Your attitude toward time, your “time horizon,” has an enormous impact on your behavior and your choices. People who take the long view of their lives and careers always seem to make much better decisions about their time and activities than people who give very little thought to the future.
Think About Your Future
Successful people have a clear future orientation. They think five, ten and twenty years out into the future. They analyze their choices and behaviors in the present to make sure that they are consistent with the long-term future that they desire.
In your work, having a clear idea of what is really important to you in the long-term makes it much easier for you to make better decisions about your priorities in the short-term.
Determine the Consequences
By definition, something that is important has long-term potential consequences. Something that is unimportant has few or no long-term potential consequences. Before starting on anything, you should always ask yourself, “What are the potential consequences of doing or not doing this task?”
The clearer you are about your future intentions, the greater influence that clarity will have on what you do in the moment. With a clear long-term vision, you are much more capable of evaluating an activity in the present and to assure that it is consistent with where you truly want to end up.
Make It A Top Priority
If there is a task or activity with large potential positive consequences, make it a top priority and get started on it immediately. If there is something that can have large potential negative consequences if it is not done quickly and well, that becomes a top priority as well. Whatever your frog is, resolve to gulp it down first thing.

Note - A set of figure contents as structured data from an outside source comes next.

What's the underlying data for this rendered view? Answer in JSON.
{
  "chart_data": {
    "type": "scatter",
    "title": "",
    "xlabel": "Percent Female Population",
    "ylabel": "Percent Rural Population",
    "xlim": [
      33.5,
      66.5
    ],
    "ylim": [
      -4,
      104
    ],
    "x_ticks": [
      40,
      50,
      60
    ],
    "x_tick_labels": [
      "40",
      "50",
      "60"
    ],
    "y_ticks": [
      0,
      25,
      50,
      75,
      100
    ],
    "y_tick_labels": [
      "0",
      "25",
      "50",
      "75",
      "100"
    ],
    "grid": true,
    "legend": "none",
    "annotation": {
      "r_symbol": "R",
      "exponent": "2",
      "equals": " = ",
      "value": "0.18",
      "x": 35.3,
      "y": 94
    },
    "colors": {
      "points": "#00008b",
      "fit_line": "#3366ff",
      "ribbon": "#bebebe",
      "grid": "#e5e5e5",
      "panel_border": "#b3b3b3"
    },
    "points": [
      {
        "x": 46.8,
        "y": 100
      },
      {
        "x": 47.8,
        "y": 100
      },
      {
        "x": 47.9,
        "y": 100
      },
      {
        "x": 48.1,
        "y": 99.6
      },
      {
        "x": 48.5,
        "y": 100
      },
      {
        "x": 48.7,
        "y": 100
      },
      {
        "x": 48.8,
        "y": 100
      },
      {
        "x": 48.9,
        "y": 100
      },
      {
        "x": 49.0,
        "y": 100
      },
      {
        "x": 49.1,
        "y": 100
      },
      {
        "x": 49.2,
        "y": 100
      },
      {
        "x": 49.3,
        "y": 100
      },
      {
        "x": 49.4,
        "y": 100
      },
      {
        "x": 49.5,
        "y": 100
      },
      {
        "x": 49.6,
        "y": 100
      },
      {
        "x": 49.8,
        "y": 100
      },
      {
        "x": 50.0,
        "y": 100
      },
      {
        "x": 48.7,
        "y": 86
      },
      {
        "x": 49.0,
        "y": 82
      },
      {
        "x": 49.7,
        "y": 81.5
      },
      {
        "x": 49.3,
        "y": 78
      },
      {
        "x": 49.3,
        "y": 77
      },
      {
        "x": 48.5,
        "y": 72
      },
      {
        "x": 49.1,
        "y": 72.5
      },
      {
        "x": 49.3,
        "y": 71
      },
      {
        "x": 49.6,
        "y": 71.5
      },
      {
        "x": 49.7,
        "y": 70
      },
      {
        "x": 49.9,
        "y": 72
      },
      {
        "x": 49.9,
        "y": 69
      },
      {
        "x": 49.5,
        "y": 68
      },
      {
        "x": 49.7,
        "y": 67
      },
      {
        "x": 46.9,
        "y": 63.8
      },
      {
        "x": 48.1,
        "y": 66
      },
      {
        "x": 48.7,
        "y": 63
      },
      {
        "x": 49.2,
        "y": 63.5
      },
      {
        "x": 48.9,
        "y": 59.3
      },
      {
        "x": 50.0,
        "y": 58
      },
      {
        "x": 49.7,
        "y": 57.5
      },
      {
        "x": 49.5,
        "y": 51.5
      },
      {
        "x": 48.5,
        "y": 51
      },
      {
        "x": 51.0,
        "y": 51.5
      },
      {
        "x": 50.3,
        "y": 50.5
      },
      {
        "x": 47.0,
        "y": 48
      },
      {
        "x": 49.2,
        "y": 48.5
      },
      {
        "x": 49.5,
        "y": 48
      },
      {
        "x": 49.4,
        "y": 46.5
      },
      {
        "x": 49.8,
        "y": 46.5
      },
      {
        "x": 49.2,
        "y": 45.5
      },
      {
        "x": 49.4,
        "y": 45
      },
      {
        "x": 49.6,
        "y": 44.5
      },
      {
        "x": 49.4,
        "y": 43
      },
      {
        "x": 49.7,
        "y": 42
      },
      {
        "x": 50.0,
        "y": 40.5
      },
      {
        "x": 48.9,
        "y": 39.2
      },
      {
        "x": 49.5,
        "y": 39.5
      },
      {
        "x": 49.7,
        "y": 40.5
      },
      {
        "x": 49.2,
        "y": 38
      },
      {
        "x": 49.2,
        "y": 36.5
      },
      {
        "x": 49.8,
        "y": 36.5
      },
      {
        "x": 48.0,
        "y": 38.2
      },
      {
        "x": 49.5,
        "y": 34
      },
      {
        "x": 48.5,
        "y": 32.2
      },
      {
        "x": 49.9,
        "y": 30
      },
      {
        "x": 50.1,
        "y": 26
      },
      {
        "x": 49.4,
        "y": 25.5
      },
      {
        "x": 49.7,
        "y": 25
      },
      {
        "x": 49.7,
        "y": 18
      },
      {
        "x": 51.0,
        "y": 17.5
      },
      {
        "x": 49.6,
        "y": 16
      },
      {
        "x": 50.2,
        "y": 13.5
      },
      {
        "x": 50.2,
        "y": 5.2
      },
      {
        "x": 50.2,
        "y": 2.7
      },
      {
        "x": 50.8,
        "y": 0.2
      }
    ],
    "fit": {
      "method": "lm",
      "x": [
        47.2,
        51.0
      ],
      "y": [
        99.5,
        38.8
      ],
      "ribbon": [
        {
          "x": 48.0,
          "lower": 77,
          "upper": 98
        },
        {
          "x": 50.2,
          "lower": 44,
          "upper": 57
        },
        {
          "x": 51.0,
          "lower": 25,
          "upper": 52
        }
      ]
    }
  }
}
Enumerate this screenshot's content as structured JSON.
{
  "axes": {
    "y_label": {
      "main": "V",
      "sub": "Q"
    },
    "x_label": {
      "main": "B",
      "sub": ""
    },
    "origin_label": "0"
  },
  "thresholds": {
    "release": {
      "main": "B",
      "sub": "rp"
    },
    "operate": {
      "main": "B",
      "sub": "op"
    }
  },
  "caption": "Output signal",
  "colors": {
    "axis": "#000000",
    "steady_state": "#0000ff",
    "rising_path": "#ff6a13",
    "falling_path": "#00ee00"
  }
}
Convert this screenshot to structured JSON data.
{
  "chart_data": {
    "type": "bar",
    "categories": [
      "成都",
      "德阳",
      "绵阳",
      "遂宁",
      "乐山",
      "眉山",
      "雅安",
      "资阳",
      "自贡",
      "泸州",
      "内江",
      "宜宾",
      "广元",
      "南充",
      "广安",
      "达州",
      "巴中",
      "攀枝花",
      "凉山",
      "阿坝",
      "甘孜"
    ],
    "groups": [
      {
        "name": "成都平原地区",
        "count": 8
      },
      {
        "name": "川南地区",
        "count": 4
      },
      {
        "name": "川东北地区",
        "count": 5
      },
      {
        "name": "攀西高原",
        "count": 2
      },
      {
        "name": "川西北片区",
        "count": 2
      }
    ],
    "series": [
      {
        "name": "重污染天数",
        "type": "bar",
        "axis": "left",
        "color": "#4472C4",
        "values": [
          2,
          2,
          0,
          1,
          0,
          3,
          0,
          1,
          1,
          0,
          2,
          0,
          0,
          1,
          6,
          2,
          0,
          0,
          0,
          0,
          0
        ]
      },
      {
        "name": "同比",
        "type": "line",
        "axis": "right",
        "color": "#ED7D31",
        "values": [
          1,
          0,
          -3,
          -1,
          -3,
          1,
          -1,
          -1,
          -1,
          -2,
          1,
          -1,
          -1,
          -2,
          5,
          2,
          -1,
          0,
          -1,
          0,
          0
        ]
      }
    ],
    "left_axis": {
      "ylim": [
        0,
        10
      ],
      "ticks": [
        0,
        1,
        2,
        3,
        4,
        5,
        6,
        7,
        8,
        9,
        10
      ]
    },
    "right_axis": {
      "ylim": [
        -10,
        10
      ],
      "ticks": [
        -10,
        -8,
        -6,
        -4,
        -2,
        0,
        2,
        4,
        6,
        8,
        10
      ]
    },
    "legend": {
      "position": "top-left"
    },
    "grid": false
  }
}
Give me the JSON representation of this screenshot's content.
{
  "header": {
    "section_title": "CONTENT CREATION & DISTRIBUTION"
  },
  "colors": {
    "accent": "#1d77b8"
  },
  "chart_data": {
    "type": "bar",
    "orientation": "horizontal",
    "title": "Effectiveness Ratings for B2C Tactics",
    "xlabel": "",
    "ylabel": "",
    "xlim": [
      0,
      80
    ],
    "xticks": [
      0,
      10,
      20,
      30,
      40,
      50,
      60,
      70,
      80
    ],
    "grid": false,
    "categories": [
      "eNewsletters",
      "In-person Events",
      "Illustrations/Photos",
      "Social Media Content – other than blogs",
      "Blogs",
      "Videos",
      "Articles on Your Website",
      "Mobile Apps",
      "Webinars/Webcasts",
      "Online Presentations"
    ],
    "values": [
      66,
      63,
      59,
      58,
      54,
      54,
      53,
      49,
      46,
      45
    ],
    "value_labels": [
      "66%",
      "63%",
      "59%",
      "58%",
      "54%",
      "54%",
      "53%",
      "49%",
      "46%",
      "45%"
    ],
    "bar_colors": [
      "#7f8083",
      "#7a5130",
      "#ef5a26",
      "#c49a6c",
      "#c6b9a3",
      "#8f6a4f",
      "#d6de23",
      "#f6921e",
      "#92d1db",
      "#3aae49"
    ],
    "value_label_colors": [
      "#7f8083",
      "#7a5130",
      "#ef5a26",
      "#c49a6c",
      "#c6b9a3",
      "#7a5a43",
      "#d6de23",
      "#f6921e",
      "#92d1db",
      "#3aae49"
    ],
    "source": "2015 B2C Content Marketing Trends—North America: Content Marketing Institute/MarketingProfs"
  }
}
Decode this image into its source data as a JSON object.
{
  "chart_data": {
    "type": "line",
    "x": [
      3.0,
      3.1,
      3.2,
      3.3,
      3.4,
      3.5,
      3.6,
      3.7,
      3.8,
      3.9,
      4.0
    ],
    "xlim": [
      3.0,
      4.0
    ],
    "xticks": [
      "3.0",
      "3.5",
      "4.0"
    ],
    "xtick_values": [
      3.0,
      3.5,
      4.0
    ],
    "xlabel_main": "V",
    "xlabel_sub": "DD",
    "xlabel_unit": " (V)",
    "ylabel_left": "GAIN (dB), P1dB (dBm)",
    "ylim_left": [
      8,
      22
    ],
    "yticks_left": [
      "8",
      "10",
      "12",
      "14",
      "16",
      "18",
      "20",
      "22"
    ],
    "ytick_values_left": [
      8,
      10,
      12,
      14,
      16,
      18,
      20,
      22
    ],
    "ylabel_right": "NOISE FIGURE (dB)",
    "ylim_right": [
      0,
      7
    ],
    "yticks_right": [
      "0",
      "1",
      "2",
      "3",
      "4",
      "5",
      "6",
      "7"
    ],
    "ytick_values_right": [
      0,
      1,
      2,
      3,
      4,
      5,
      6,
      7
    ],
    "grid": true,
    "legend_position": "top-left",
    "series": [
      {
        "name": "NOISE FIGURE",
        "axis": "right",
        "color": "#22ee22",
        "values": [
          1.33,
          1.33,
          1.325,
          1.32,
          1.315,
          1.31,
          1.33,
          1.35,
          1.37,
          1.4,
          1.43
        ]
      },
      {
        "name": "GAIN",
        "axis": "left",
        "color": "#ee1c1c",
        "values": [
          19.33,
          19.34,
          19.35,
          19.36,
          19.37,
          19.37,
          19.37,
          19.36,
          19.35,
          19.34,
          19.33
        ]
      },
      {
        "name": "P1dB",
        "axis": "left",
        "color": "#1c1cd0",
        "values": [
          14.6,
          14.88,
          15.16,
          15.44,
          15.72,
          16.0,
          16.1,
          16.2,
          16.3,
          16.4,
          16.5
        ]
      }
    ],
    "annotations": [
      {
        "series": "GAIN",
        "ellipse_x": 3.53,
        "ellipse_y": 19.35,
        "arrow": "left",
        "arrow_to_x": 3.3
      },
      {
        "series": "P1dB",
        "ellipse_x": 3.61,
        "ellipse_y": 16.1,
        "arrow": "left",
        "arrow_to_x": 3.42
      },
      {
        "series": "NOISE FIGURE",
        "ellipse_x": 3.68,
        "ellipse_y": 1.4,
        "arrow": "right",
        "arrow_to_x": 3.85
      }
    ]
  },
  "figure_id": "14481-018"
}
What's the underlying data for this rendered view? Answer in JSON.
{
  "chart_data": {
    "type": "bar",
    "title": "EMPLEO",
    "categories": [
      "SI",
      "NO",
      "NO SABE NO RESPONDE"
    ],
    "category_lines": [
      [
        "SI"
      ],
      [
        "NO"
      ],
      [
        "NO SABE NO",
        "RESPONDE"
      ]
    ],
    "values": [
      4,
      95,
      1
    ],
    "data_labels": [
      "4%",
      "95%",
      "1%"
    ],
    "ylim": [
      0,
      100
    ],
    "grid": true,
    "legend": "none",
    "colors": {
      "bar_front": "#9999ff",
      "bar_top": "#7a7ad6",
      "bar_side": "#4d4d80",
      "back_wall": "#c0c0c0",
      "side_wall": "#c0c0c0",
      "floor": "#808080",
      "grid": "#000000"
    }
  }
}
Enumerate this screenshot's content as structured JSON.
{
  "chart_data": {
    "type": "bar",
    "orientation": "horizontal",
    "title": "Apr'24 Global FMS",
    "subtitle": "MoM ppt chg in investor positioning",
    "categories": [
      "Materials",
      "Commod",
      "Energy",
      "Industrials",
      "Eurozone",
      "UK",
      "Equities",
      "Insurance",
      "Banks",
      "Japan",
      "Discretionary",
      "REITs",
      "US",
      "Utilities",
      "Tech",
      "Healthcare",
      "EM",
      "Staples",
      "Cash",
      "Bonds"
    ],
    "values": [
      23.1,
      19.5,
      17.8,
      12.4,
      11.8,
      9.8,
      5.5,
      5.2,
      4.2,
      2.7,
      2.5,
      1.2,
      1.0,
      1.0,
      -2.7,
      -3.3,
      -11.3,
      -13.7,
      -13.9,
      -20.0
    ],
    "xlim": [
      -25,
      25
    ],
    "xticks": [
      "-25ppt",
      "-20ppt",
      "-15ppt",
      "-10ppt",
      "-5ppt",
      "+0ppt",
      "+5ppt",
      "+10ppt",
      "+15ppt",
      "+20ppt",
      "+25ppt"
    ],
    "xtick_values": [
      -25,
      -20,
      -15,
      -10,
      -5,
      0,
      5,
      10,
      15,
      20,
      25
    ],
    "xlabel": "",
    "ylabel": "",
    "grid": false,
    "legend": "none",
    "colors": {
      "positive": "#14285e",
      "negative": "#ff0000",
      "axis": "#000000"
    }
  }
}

Motivation requires motive. The greater the positive potential impact that an action or behavior of yours can have on your life, once you define it clearly, the more motivated you will be to overcome procrastination and get it done quickly.
Thinking continually about the potential consequences of your choices, decisions and behaviors is one of the very best ways to determine you true priorities in your work and personal life.
Review your list of tasks, activities and projects regularly. Continually ask yourself, “Which one project or activity, if I did it in an excellent and timely fashion, would have the greatest positive impact on my life?”
Whatever it is that can help you the most, set it as a goal, make a plan to achieve it and go to work on your plan immediately. Remember the wonderful words of Goethe, “Just begin and the mind grows heated; continue, and the task will be completed!”